Kurtz and her family also hope to promote the dairy industry right from their home operation.

She and her family have recently upgraded their dairy to include four robotic milking machines. The family operation also now boasts new environmental conservation equipment including a solids separator, a new compost drum and a lagoon.

The time-saving ability of the new equipment has allowed the family to milk 130 more cows per day. Currently, only about half the cows are milked robotically while the others continue with more traditional methods.

Throughout the upgrade, the operation hasn’t lost any employees or positions. It now accomplishes more with the same people. In fact, the farm added one more position when it reached out to the community by taking on a new intern position. This allows a young person to learn the realities of running a dairy.

“Our employees are invaluable,” Kurtz says. “They are key to the success of the operation. It’s been a huge learning experience for all of us.”

The new equipment also gives the family a chance to invite the community to their farm to experience this exciting new change. The family is planning an open house for the new facility in September.

“We are hoping that this [open house] will be the beginning of more dairy outreach,” Kurtz says.

After the open house, the family is planning to continue with public tours. Kurtz says, “We would like to give people a first-hand opportunity to learn about local dairy farms in our home area and beyond.”
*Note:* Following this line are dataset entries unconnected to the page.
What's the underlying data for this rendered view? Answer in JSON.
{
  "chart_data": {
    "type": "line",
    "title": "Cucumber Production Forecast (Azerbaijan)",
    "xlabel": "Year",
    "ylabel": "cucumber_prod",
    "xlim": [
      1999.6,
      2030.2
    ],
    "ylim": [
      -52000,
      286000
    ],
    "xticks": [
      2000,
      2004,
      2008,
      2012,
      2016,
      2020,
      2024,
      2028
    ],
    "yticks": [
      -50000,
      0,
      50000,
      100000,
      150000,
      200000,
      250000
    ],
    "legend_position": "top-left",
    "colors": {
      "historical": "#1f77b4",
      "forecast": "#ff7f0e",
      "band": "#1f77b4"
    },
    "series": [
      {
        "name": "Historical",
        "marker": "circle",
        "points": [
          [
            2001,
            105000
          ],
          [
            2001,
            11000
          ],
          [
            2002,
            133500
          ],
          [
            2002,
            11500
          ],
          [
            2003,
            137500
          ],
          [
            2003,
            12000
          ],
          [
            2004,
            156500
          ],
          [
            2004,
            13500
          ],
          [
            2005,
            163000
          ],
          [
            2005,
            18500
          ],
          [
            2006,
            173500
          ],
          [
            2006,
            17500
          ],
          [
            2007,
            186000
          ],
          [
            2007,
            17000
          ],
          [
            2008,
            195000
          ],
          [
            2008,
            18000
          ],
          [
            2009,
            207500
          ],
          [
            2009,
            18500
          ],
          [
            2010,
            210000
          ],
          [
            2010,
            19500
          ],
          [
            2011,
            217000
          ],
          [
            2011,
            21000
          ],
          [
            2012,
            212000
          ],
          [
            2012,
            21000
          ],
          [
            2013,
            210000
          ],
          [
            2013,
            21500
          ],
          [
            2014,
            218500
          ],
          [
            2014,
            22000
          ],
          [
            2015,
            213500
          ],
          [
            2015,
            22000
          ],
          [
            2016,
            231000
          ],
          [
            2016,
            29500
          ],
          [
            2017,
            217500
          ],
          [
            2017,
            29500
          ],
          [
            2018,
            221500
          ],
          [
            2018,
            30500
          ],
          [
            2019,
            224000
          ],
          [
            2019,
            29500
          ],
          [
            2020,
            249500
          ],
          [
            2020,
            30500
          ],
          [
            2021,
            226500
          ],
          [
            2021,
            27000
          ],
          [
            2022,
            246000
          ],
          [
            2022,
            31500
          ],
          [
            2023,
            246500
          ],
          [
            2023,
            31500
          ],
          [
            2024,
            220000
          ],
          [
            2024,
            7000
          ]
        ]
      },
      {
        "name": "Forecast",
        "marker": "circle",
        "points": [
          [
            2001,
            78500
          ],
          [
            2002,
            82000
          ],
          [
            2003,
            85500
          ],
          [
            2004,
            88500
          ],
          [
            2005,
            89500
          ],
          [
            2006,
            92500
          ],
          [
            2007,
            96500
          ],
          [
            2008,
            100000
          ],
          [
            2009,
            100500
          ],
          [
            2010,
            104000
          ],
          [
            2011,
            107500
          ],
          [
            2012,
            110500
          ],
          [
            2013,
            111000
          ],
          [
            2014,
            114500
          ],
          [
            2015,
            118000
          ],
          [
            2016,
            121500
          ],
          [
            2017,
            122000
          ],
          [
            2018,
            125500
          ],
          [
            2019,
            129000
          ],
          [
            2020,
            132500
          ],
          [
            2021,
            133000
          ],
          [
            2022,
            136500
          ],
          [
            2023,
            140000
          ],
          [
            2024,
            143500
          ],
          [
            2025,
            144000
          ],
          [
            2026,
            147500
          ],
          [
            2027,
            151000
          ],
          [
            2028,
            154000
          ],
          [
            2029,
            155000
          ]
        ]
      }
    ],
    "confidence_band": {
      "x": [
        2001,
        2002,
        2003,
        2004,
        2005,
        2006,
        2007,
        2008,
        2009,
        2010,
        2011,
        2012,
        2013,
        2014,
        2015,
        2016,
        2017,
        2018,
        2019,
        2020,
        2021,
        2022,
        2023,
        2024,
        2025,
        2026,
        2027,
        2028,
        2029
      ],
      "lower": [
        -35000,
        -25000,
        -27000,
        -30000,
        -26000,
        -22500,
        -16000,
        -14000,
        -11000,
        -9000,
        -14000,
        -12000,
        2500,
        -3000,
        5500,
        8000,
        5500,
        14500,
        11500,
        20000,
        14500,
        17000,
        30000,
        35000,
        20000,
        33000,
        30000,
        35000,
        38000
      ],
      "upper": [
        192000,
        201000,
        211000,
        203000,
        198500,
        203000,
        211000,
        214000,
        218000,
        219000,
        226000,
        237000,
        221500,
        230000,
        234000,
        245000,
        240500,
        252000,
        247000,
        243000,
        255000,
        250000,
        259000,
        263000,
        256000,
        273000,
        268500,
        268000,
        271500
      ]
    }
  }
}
Even before the open house begins, the family is reaching out online to share their journey in robotic milking through a farm blog.
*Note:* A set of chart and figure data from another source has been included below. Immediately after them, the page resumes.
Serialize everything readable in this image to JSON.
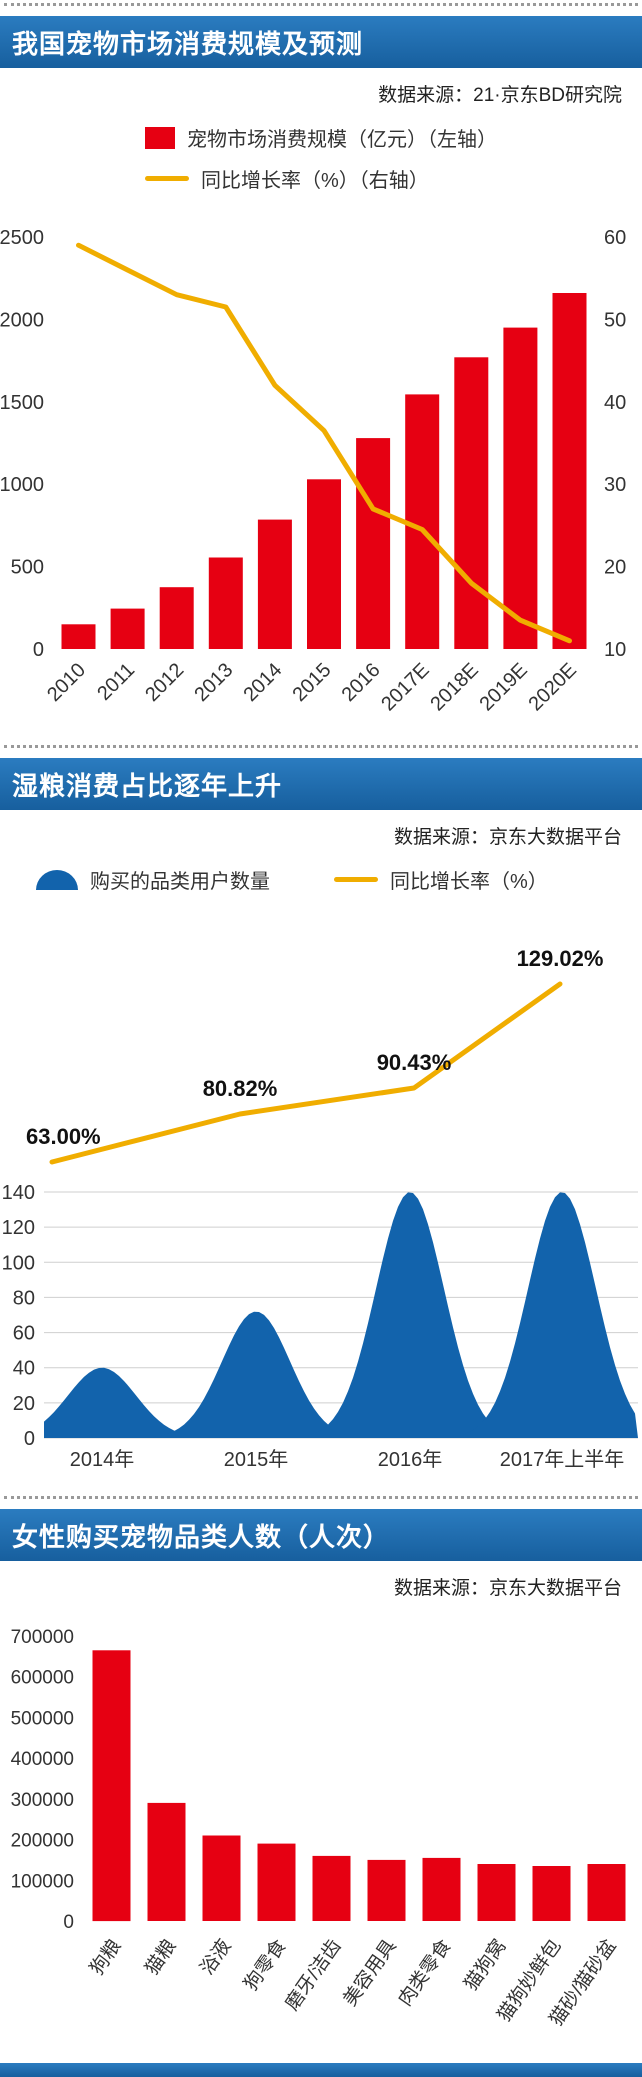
{
  "colors": {
    "header_blue": "#1e6fb2",
    "bar_red": "#e60012",
    "line_yellow": "#f0ad00",
    "hump_blue": "#1263ac",
    "grid": "#cfcfcf",
    "text": "#333333"
  },
  "sections": [
    {
      "title": "我国宠物市场消费规模及预测",
      "source": "数据来源：21·京东BD研究院",
      "legend": [
        {
          "label": "宠物市场消费规模（亿元）（左轴）"
        },
        {
          "label": "同比增长率（%）（右轴）"
        }
      ]
    },
    {
      "title": "湿粮消费占比逐年上升",
      "source": "数据来源：京东大数据平台",
      "legend": [
        {
          "label": "购买的品类用户数量"
        },
        {
          "label": "同比增长率（%）"
        }
      ]
    },
    {
      "title": "女性购买宠物品类人数（人次）",
      "source": "数据来源：京东大数据平台"
    }
  ],
  "chart_data": [
    {
      "type": "bar",
      "subtype": "bar+line combo, dual axis",
      "title": "我国宠物市场消费规模及预测",
      "categories": [
        "2010",
        "2011",
        "2012",
        "2013",
        "2014",
        "2015",
        "2016",
        "2017E",
        "2018E",
        "2019E",
        "2020E"
      ],
      "series": [
        {
          "name": "宠物市场消费规模（亿元）（左轴）",
          "kind": "bar",
          "axis": "left",
          "color": "#e60012",
          "values": [
            150,
            245,
            375,
            555,
            785,
            1030,
            1280,
            1545,
            1770,
            1950,
            2160
          ]
        },
        {
          "name": "同比增长率（%）（右轴）",
          "kind": "line",
          "axis": "right",
          "color": "#f0ad00",
          "values": [
            59,
            56,
            53,
            51.5,
            42,
            36.5,
            27,
            24.5,
            18,
            13.5,
            11
          ]
        }
      ],
      "left_axis": {
        "min": 0,
        "max": 2500,
        "step": 500
      },
      "right_axis": {
        "min": 10,
        "max": 60,
        "step": 10
      },
      "grid": false,
      "legend_position": "top"
    },
    {
      "type": "area",
      "subtype": "bell humps + labelled growth line",
      "title": "湿粮消费占比逐年上升",
      "categories": [
        "2014年",
        "2015年",
        "2016年",
        "2017年上半年"
      ],
      "series": [
        {
          "name": "购买的品类用户数量",
          "kind": "area-humps",
          "color": "#1263ac",
          "values": [
            40,
            72,
            140,
            140
          ]
        },
        {
          "name": "同比增长率（%）",
          "kind": "line",
          "color": "#f0ad00",
          "values": [
            63.0,
            80.82,
            90.43,
            129.02
          ],
          "labels": [
            "63.00%",
            "80.82%",
            "90.43%",
            "129.02%"
          ]
        }
      ],
      "left_axis": {
        "min": 0,
        "max": 140,
        "step": 20
      },
      "grid": true,
      "legend_position": "top"
    },
    {
      "type": "bar",
      "title": "女性购买宠物品类人数（人次）",
      "categories": [
        "狗粮",
        "猫粮",
        "浴液",
        "狗零食",
        "磨牙/洁齿",
        "美容用具",
        "肉类零食",
        "猫狗窝",
        "猫狗妙鲜包",
        "猫砂/猫砂盆"
      ],
      "values": [
        665000,
        290000,
        210000,
        190000,
        160000,
        150000,
        155000,
        140000,
        135000,
        140000
      ],
      "color": "#e60012",
      "ylim": [
        0,
        700000
      ],
      "step": 100000,
      "grid": false
    }
  ]
}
Though Kurtz says they haven’t had as much time as she would like to keep it updated, the blog helps others to see some of what it takes to make such a dramatic change in the operation.

Kurtz says, “We are hoping to become more involved in social media, via blogging, Facebook and possibly Twitter because it has become an effective way to communicate with the public about our farm.”

In the end, it all still comes down to a family working hard to put out the best product possible and promote the industry they love. “The work is very rewarding,” Kurtz says. “I believe in the product and enjoy representing the dairy industry.” PD

Deborah Kurtz talks about dairy farming to two young guests attending the Please Touch Museum event in Philadelphia, Pennsylvania, on April 3. Photo courtesy of Mid-Atlantic Dairy Association.